Le scénario de Jean-Louis Bourgeon : la main étrangère

 

Jean-Louis Bourgeon internationalise la Saint-Barthélemy. Le commanditaire de l’attentat manqué est le roi Philippe II d’Espagne. Coligny est devenu l’homme à abattre. Non seulement il est revenu en grâce à la cour et reste incontournable dans un royaume réconcilié, mais plus grave il pousse à intervenir aux Pays-Bas espagnols du côté des insurgés. Des huguenots ont déjà franchi la frontière et participent à la révolte de Mons. Éliminer Coligny, c’est non seulement mettre à mal le processus de paix en France mais aussi stopper net toute ingérence française dans la révolte des Pays-Bas. Dans ce scénario l’ambassadeur d’Espagne à Paris, Diego de Zuniga, devient un personnage-clé, le duc de Guise son bras armé. L’échec de l’attentat pousse l’Espagne à organiser le coup de force du 24 août. À côté du duc de Guise, le royaume ibérique peut aussi compter sur le soutien de la ville de Paris. La milice bourgeoise est l’autre acteur du massacre. Dans ce scénario le roi de France a perdu tout contrôle sur sa capitale, ce qui se renouvela en 1588 lors de la journée des barricades. En assumant le massacre Charles IX rétablit néanmoins son autorité, du moins en apparence.
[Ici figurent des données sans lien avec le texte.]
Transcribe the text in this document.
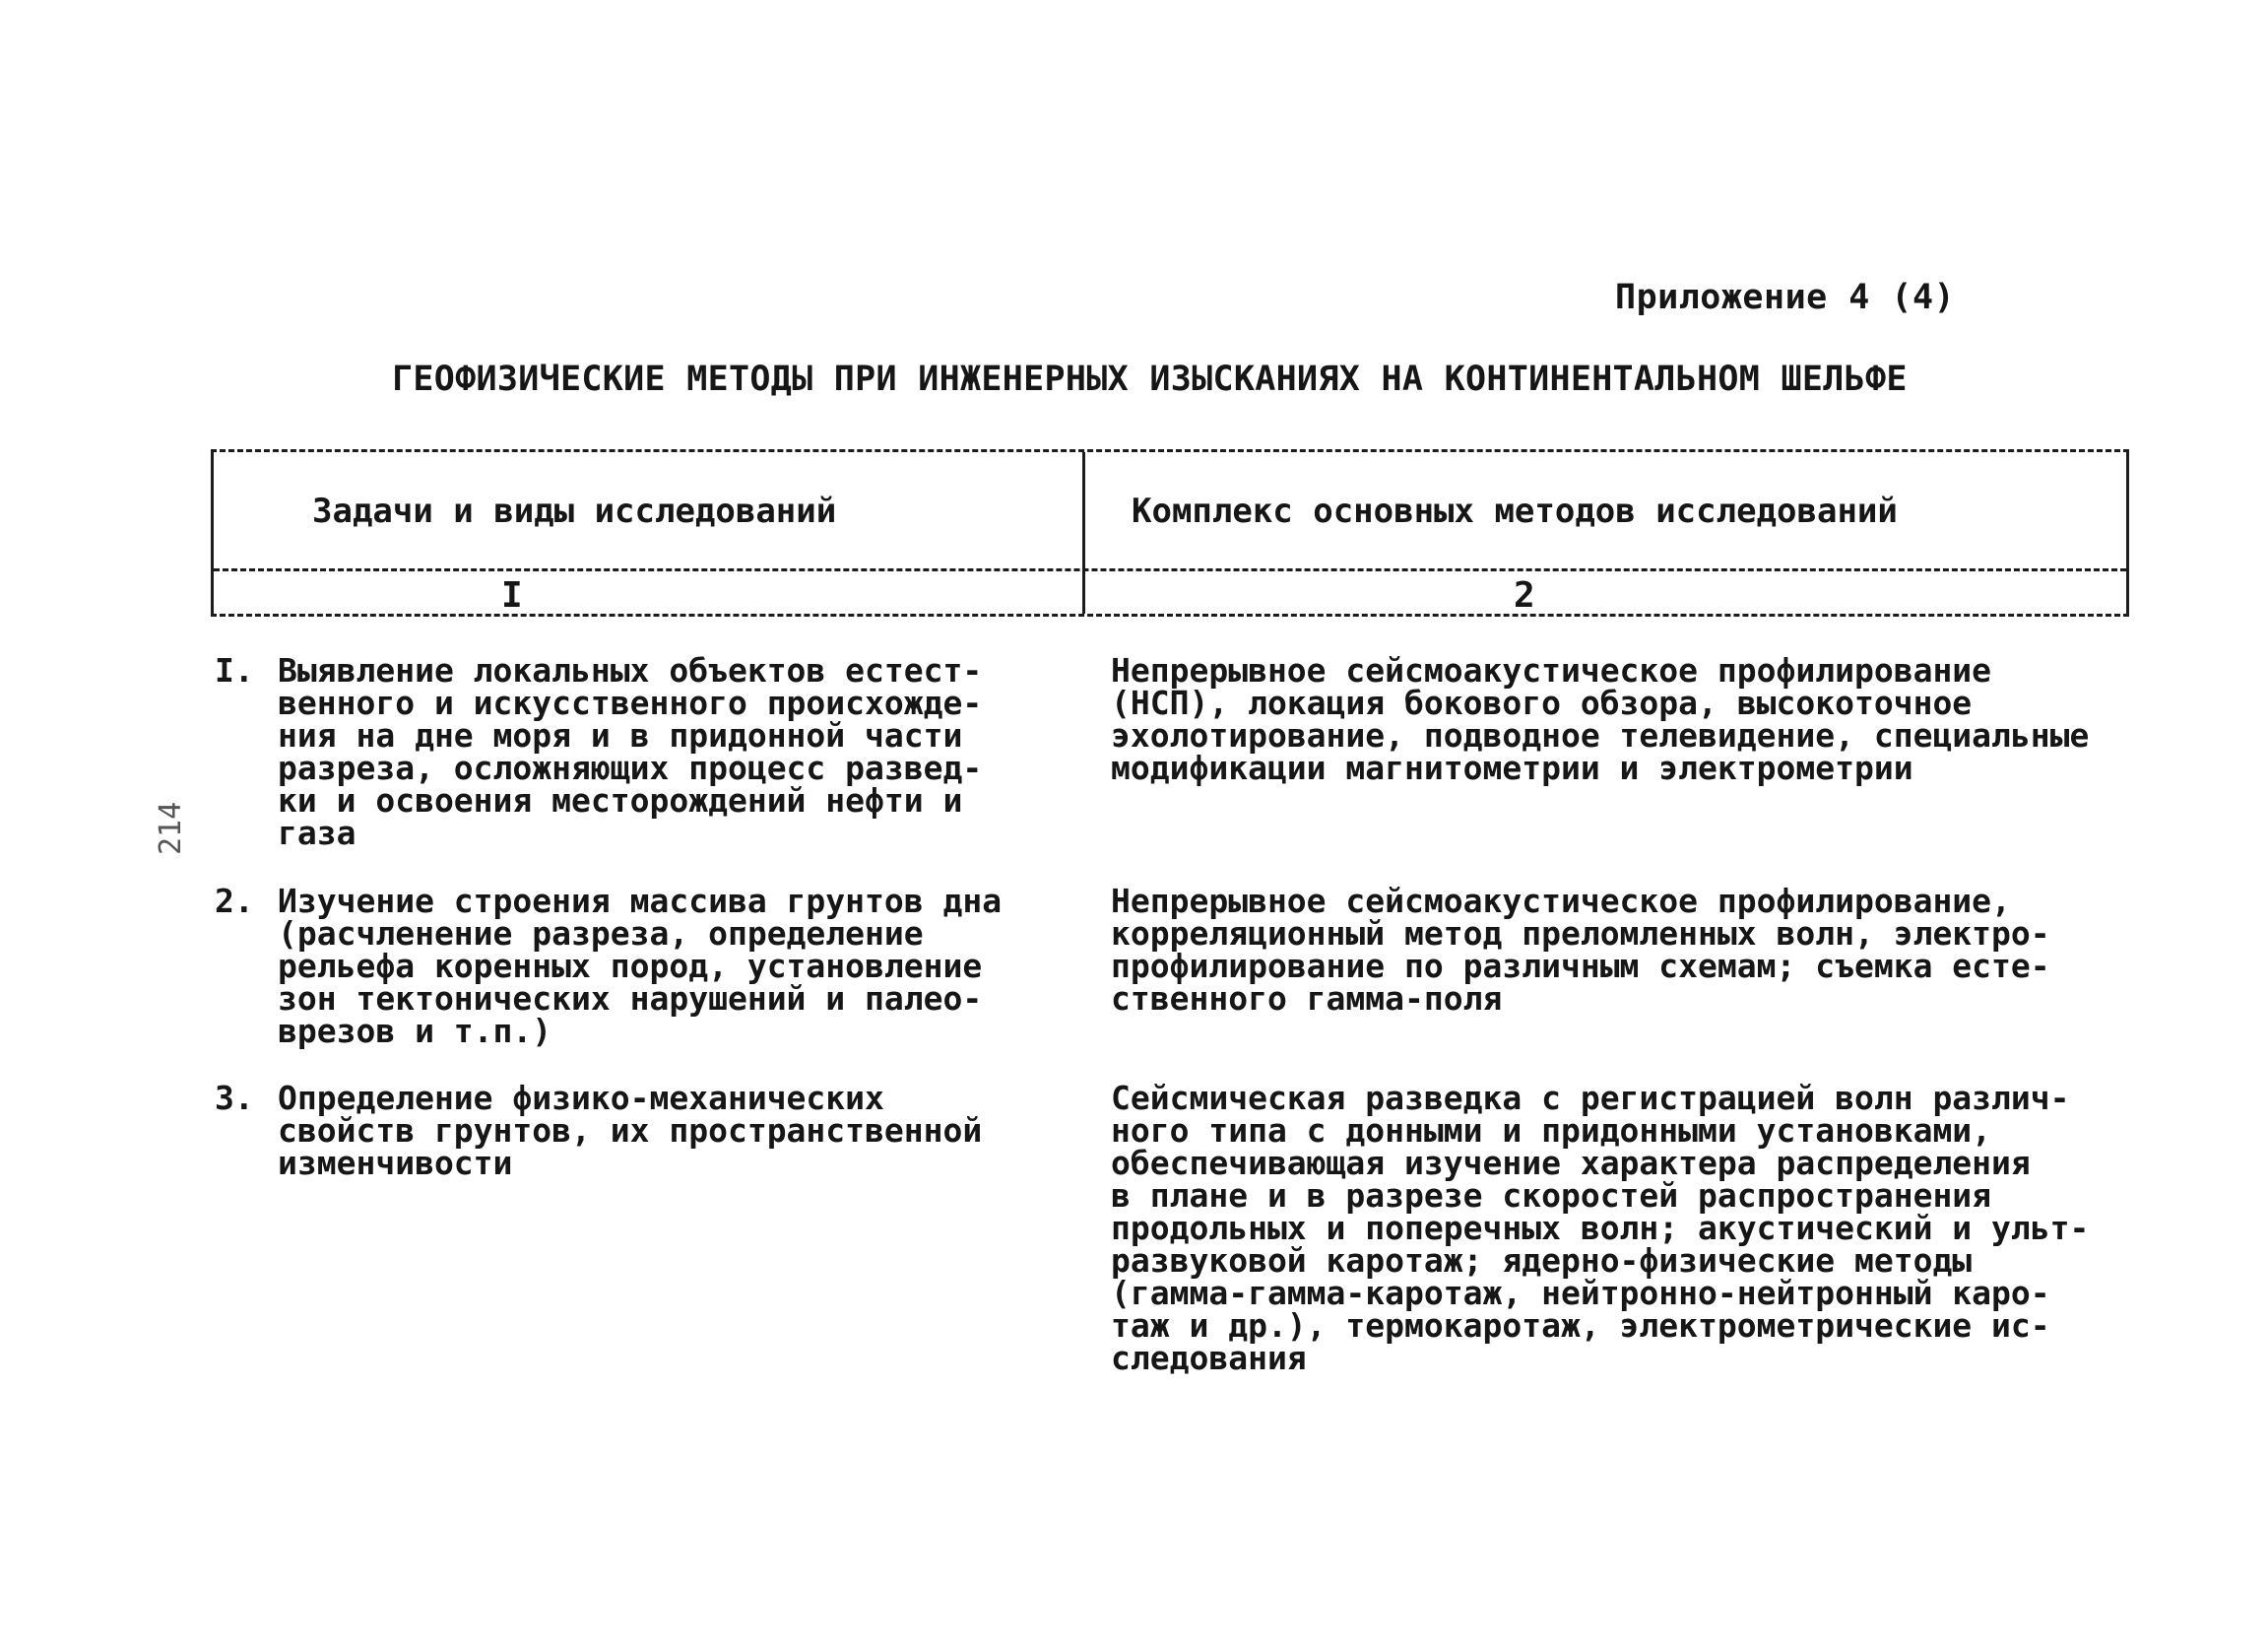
Приложение 4 (4)
ГЕОФИЗИЧЕСКИЕ МЕТОДЫ ПРИ ИНЖЕНЕРНЫХ ИЗЫСКАНИЯХ НА КОНТИНЕНТАЛЬНОМ ШЕЛЬФЕ
Задачи и виды исследований	Комплекс основных методов исследований
I	2
214
I. Выявление локальных объектов естест-
венного и искусственного происхожде-
ния на дне моря и в придонной части
разреза, осложняющих процесс развед-
ки и освоения месторождений нефти и
газа
Непрерывное сейсмоакустическое профилирование
(НСП), локация бокового обзора, высокоточное
эхолотирование, подводное телевидение, специальные
модификации магнитометрии и электрометрии
2. Изучение строения массива грунтов дна
(расчленение разреза, определение
рельефа коренных пород, установление
зон тектонических нарушений и палео-
врезов и т.п.)
Непрерывное сейсмоакустическое профилирование,
корреляционный метод преломленных волн, электро-
профилирование по различным схемам; съемка есте-
ственного гамма-поля
3. Определение физико-механических
свойств грунтов, их пространственной
изменчивости
Сейсмическая разведка с регистрацией волн различ-
ного типа с донными и придонными установками,
обеспечивающая изучение характера распределения
в плане и в разрезе скоростей распространения
продольных и поперечных волн; акустический и ульт-
развуковой каротаж; ядерно-физические методы
(гамма-гамма-каротаж, нейтронно-нейтронный каро-
таж и др.), термокаротаж, электрометрические ис-
следования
Les débats entre historiens et les scénarios contradictoires laissent le lecteur perplexe. Au final la confusion prime sur l’explication. La Saint-Barthélémy reste un mystère que la controverse obscurcit. Il nous faut donc revenir aux sources pour évaluer chaque scénario et se forger sa propre opinion… Reste à sélectionner, hiérarchiser et interpréter ces sources aussi nombreuses que contradictoires.

Éric Deheunynck

1 Patrick Cabanel, Histoire des protestants en France, Fayard, 2012.